[](https://crates.io/crates/ensure_simd)
[](https://docs.rs/ensure_simd)
# `ensure_simd`: compile-time check whether NEON or AVX2 is available
Many of my tools use AVX2 or NEON instructions performance reasons.
While NEON is automatically enabled on aarch64 architectures, AVX2 is not
enabled by default on x64,
even though your system is very likely to support it.
This library does a compile-time check that the target architecture indeed
supports either NEON or AVX2 instructions.
This is especially relevant for CI builds, where it is easy to
mis-configure the build flags and accidentally build a binary without AVX2 support.
In case the AVX2 feature is not enabled on x64, crates like `wide` and the
`portable-simd` feature will automatically fall back to scalar or 128-bit SIMD
instructions, which are less efficient than the intended 256-bit AVX2 instructions.
Thus, this crate ensures that compiled binaries actually use the intended fast-path.
If you intentionally target x86 machines without AVX2 support,
the check can be manually disabled by enabling the `scalar` feature.
Then, non-AVX2 fallbacks will be used.
The `ensure_simd` function can be used at the start of `main()` to do a
run-time check that the CPU that is running the binary actually supports
AVX2 instructions.
[This blog post](https://curiouscoding.nl/posts/distributing-rust-simd-binaries/) contains some more background.
## Installing a binary using SIMD instructions
On aarch64, NEON is always available, and you should not run into any issues --
`carg install <tool>` should _just work_.

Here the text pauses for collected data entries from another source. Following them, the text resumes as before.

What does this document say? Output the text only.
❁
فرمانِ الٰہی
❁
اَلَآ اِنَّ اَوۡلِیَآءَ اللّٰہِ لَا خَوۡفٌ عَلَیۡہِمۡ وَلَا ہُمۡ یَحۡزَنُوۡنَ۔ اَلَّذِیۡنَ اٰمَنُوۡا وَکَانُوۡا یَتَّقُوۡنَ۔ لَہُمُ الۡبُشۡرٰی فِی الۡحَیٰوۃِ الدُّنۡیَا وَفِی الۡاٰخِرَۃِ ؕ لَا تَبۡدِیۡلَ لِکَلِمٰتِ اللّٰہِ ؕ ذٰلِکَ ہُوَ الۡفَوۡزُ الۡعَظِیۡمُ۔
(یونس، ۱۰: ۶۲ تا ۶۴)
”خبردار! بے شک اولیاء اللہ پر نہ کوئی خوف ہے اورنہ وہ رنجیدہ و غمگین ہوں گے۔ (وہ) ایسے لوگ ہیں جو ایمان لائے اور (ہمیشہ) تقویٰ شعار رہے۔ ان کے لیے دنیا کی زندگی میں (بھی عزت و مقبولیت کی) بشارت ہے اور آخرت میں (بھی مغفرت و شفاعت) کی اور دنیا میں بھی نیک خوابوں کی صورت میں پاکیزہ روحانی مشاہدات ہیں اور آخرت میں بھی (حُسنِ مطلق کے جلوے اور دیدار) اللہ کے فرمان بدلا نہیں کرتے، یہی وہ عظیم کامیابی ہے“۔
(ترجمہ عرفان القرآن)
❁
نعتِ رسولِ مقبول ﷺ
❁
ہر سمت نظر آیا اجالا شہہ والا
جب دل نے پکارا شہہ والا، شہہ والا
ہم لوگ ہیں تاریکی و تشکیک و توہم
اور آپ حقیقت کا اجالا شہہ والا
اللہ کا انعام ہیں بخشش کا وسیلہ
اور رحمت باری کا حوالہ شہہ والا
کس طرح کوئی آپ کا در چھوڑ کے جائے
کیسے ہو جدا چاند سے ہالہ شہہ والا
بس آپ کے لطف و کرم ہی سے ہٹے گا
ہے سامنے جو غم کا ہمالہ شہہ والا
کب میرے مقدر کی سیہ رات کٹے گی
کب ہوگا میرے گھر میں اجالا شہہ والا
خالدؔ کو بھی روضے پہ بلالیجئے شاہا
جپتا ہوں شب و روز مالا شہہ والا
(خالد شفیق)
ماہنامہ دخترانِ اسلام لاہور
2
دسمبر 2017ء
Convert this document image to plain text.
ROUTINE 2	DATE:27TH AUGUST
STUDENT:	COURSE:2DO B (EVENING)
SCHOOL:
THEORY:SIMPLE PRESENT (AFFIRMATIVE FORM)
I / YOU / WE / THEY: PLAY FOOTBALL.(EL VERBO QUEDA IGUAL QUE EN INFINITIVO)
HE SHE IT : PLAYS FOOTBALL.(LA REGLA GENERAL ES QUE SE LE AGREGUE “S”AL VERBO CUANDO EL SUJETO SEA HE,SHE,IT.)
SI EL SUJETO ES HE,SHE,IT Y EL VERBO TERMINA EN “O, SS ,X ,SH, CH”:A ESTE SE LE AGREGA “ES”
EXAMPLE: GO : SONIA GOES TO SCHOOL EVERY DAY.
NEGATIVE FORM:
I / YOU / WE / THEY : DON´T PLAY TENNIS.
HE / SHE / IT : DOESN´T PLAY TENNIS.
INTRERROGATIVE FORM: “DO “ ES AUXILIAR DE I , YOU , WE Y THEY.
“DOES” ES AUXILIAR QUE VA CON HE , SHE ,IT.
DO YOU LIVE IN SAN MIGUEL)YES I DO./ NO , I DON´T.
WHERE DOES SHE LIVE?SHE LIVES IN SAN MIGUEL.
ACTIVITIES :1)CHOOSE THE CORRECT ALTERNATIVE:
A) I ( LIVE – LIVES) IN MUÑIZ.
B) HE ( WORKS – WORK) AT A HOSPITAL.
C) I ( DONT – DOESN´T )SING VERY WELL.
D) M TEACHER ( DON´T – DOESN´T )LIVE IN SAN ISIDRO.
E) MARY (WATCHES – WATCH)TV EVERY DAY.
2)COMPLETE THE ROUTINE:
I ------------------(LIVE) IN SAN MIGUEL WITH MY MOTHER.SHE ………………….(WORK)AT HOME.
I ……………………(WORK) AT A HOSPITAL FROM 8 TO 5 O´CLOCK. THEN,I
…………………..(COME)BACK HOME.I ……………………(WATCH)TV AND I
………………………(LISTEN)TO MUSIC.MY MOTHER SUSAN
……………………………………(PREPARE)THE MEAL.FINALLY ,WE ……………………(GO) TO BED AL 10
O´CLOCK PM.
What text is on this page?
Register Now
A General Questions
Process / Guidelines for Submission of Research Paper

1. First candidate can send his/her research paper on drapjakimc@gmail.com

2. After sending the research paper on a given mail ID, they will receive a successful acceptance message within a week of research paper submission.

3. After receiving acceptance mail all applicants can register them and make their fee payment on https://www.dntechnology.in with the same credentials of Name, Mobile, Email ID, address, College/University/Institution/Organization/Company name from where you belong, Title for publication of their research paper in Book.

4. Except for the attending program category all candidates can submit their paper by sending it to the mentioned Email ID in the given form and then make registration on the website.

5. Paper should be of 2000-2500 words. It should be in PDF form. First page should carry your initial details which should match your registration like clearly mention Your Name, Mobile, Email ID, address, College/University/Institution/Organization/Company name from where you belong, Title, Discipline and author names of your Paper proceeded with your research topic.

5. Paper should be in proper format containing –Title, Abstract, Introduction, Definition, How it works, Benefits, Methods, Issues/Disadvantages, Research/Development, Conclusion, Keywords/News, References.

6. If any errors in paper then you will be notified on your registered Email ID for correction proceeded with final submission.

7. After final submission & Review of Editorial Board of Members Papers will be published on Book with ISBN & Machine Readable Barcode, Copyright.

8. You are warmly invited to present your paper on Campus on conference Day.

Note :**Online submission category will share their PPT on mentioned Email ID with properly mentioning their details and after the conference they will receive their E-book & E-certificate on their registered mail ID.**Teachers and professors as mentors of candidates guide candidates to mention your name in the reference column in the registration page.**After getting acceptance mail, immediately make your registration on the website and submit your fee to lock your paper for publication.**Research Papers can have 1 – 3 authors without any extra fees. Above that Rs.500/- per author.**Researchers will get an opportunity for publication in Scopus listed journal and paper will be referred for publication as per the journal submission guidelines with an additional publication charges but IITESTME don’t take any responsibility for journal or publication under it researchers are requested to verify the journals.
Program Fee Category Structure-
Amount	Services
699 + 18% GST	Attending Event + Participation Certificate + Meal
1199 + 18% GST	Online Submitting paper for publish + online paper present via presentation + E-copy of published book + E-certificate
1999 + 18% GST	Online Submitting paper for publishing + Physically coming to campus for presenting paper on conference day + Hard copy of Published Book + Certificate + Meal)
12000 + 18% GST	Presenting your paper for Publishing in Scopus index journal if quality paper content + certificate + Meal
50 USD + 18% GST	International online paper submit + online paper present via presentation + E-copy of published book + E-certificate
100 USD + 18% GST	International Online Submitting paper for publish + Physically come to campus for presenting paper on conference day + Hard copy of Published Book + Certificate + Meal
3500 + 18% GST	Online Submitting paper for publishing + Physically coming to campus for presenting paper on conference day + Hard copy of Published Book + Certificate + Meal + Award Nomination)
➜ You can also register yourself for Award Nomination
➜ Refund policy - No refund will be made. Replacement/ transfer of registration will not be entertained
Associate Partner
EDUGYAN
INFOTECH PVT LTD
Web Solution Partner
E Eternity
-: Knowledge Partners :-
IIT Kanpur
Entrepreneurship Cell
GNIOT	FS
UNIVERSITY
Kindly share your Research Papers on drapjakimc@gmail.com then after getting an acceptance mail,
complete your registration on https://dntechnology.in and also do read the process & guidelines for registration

On x64, you will need to manually instruct `cargo` to use the instruction sets available on your architecture:
``` sh
RUSTFLAGS="-C target-cpu=native" cargo install <tool>
```
Alternatively, if you prefer a more portable binary (e.g. in case the build
machine supports AVX512 but you plan to copy the binary to less fancy machines), do:
``` sh
RUSTFLAGS="-C target-cpu=x86-64-v3" cargo install <tool>
```
If your machine is very (>10 years) old and does not support `x86-64-v3`
([wikipedia](https://en.wikipedia.org/wiki/X86-64#Microarchitecture_levels)), and
thus no AVX2, you can also explicitly ask to build without AVX2 instructions,
but this will give reduced performance:
``` sh
cargo install <tool> -F scalar
```
## Distributing binaries using SIMD instructions
For maximal performance, we recommend to use `target-cpu=native` in the
repository-local configuration:
``` toml
# .cargo/config.toml
[build]
# By default, we want maximum performance rather than portability.
rustflags = ["-C", "target-cpu=native"]
```
But for CI builds that produce distributed binaries (for GitHub releases,
bioconda, pypi, ...), we instead recommend more conservative defaults:
``` toml
# .cargo/config-portable.toml
[target.'cfg(target_arch="x86_64")']
# x86-64-v2 does not have AVX2, but we need that.
# x86-64-v4 has AVX512 which we explicitly do not include for portability.
rustflags = ["-C", "target-cpu=x86-64-v3"]
[target.'cfg(all(target_arch="aarch64", target_os="macos"))']
# For aarch64 macos builds, specifically target M1 rather than generic aarch64.
rustflags = ["-C", "target-cpu=apple-a14"]
```
Then, in your workflow configuration, run `mv .cargo/config-portable.toml
.cargo/config.toml` before invoking `cargo build`.